Dan Godley, 28, started experiencing symptoms in July 2020.
He was suffering from tightness in his abdomen and through his employer’s medical care he had an ultrasound which came back clear.
But by May the following year Dan, from Cheshire, says his symptoms got worse and as he’d changed jobs went to the GP for help.
Blood tests once again came back clear and he was notified by text, reports Cheshire Live.
Then his symptoms became unbearable.
The text message from his surgery was the end of the line for Dan with the GPs – and he says he was left needing to repeat his story from scratch every time he got in contact with them.
He says despite experiencing abdominal pain so bad he was struggling to breathe he gave up and went to A and E instead.
After a number of procedures and a PET scan several weeks later he was given the news he had a tumour on his pancreas.
He said: “The diagnosis of pancreatic cancer was such a shock to everyone.

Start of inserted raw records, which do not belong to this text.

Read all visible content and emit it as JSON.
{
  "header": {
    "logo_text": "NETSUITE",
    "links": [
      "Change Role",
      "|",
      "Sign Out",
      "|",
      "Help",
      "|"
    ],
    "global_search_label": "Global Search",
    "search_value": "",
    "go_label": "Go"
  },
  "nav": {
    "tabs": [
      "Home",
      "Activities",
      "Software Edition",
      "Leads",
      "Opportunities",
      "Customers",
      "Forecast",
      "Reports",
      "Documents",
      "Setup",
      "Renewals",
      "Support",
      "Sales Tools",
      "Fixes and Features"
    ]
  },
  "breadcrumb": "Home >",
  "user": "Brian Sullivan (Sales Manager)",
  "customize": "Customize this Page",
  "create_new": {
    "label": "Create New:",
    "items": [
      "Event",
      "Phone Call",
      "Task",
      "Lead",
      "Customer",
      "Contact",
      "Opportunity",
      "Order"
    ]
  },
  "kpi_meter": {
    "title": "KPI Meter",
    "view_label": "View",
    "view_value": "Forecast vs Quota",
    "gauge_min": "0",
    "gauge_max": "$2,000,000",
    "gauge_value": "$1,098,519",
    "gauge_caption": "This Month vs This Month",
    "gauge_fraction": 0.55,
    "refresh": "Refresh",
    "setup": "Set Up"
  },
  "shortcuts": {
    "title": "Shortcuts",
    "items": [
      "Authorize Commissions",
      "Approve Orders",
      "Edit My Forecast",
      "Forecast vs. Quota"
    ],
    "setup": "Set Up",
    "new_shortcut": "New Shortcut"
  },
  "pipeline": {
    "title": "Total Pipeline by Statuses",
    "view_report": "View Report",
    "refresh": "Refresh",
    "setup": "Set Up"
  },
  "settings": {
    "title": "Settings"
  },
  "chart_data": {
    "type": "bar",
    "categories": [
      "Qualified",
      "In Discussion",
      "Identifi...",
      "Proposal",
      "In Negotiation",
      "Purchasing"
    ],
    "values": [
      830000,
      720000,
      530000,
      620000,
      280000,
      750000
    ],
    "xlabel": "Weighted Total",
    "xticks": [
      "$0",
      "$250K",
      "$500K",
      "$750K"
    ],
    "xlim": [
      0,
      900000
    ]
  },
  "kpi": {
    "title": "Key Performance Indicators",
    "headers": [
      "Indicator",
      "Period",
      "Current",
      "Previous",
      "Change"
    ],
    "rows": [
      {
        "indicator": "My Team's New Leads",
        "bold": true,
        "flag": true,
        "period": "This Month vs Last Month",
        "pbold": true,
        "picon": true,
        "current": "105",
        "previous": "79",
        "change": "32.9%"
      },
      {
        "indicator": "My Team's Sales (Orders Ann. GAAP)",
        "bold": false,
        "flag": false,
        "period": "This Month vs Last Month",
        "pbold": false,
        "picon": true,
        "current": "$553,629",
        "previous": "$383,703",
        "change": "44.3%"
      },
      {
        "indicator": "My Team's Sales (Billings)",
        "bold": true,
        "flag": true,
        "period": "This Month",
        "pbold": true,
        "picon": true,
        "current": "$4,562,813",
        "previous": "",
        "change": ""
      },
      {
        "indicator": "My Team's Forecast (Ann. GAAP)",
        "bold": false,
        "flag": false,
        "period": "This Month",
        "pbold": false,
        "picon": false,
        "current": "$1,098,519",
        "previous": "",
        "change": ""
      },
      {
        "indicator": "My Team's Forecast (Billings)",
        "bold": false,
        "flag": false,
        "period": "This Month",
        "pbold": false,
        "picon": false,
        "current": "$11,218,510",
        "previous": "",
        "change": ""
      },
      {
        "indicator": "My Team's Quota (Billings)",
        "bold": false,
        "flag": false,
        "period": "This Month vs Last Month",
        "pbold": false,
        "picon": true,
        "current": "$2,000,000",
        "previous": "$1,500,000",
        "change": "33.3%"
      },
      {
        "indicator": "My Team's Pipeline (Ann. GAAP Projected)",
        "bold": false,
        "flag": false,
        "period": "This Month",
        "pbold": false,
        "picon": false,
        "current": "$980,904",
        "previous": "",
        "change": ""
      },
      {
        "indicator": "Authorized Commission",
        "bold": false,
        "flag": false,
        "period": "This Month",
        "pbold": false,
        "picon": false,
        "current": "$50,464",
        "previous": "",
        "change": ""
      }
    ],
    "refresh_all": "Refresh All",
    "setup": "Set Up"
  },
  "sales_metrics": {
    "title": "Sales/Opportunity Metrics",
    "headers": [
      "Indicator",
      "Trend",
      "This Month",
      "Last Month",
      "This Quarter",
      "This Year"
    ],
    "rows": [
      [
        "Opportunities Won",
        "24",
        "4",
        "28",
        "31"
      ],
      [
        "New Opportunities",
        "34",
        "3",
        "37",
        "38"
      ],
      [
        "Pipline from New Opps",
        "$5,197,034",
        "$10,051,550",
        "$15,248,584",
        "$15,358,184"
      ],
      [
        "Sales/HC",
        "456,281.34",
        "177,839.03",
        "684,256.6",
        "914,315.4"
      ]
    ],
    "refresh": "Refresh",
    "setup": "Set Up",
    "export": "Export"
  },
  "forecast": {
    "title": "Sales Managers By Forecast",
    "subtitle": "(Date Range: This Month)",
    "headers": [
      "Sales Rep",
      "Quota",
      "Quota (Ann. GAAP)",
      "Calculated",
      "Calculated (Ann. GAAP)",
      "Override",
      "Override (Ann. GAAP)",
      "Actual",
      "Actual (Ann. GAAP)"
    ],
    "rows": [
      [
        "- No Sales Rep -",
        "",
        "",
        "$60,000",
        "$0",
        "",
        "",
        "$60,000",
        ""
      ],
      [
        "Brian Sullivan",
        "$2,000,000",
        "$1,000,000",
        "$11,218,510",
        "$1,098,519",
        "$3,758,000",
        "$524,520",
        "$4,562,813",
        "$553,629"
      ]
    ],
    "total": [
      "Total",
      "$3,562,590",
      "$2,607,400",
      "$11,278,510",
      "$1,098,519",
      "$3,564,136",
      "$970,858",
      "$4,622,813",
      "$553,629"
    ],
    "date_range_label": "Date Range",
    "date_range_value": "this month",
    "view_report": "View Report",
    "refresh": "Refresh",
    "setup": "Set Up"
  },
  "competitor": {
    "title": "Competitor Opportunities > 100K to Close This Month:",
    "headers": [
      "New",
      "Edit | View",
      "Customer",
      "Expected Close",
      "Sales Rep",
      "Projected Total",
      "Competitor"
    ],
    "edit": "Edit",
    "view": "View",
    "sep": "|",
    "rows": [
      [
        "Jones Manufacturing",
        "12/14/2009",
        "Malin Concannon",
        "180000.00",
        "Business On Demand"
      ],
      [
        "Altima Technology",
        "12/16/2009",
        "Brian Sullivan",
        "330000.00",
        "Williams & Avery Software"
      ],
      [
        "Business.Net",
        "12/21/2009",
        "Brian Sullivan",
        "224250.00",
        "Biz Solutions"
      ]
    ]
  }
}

“Particularly because of my age and my good health.
“The cyst growing on my pancreas had got so large that it blocked the bile duct off, resulting in jaundice.
“Without the cyst growing to this size and causing other problems with my body, I would have probably not been diagnosed until the cancer had spread beyond the pancreas.”
Due to the location of the the tumour he can’t currently undergo surgery and instead is having chemotherapy in the hope it will shrink.
He added: “The symptoms of pancreatic cancer are not well-known, but I am proof that it can happen to anyone.
“With increased awareness around the symptoms and better training in GPs, it’s my hope that we can improve the survival rates of pancreatic cancer sufferers.”
Charity Pancreatic Cancer Action says just 10 per cent of the 10,500 annual UK pancreatic cases are diagnosed in time for life-saving surgery.
Joe Kirwin, CEO of Pancreatic Cancer Action, said: ”Our PCAM campaign #MISSED was developed to raise awareness of all the missed pancreatic cancer diagnoses that have had huge, irrevocable impacts on people’s lives.
“Symptoms were missed, and now thousands of families are missing their loved ones.
“If detected earlier, many pancreatic cancer sufferers could survive – but it all starts with education.”